Но долго размышлять над этим не пришлось, поскольку Андрей показал картинку, мы прыгнули к входу в его лабораторию и оказались на гранитной набережной тихого канала, наполенного серой водой. За нашими спинами пятиэтажное желтое здание в стиле неоклассицизма с элементами барокко было зажато между серобурозеленоватым пятиэтажным домом в стиле неоренессанса и другим, салатного цвета домом, в стиле чистого классицизма. Такую картину легко было представить в любом европейском городе, где работали итальянские архитекторы 17–18 веков, включая, разумеется, такие города как Рим или Венеция. Небо было, правда, отнюдь не итальянское и, скорее, навевало мысли о Питере или Сиэттле, отражаясь двумя тысячами оттенков серого в свинцово-серой воде канала.
— Красиво, правда? — спросил Андрей.
— Угу, — откликнулся я, скользя взглядом по набережным из красного гранита и каменному же мосту в чугунными перекрытиями и узорной решеткой ограждения, — Слушай, а чего вы с Алиной не поделили?

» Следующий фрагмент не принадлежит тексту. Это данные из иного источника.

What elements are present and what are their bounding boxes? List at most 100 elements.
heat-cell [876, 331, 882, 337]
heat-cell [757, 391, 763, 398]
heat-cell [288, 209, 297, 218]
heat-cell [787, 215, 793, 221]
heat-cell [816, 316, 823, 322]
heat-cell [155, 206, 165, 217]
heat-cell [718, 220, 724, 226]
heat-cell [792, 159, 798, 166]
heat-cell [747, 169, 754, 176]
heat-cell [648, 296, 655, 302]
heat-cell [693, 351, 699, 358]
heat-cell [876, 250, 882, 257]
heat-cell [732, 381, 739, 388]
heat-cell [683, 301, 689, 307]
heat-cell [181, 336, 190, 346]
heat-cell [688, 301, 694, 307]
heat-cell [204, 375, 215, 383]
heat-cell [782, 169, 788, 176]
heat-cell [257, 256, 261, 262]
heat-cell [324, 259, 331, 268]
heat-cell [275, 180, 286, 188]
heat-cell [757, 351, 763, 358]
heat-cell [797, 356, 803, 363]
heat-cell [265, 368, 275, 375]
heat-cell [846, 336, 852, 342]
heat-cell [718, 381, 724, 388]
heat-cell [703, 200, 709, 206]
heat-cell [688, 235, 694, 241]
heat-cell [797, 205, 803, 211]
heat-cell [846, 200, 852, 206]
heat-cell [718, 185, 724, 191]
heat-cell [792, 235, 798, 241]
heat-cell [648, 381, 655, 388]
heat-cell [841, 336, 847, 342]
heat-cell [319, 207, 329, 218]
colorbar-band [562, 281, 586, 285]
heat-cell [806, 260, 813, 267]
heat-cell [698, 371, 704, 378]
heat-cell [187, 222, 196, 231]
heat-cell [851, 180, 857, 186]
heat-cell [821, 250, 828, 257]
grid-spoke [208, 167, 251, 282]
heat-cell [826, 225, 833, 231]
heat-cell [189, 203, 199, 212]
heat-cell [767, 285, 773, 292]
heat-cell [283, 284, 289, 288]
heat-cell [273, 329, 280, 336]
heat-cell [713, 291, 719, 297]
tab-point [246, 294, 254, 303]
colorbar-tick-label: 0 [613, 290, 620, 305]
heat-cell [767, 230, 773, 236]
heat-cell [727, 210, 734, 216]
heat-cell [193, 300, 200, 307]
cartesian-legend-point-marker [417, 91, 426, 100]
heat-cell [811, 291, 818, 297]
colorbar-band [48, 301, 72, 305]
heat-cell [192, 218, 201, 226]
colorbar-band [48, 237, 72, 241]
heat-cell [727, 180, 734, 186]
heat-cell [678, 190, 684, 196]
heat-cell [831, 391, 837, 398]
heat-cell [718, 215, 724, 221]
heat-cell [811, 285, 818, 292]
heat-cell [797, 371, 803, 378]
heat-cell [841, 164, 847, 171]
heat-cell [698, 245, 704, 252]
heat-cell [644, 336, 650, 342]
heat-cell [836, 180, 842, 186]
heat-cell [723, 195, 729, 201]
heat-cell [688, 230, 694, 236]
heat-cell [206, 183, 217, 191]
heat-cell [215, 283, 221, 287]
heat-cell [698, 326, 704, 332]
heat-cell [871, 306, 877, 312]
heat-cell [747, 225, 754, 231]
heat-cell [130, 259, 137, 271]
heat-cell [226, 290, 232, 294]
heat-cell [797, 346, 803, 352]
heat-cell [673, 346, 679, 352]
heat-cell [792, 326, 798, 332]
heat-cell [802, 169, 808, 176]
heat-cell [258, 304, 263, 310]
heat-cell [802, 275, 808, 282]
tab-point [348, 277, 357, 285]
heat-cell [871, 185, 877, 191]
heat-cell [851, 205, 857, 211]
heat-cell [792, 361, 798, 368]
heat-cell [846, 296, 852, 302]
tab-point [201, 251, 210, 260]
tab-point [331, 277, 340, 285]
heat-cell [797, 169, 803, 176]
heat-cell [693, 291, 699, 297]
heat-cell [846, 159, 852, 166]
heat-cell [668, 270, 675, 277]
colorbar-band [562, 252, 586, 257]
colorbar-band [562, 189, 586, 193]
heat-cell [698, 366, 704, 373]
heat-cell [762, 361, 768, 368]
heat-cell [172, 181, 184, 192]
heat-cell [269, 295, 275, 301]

— А-а, это? — отмахнулся он, — Да просто дистанцию держит.
— А зачем?
— Понимаешь, я если к женщине обращаюсь на ты, это всегда звучит, как будто я за ней ухаживаю, даже когда ни сном, ни духом. На меня даже бывало мужики обижались, не то, что женщины, хотя сам понимаешь, у меня и в мыслях ничего такого не было. Просто стиль общения такой. А Алина таких вольностей с собой не позволяет.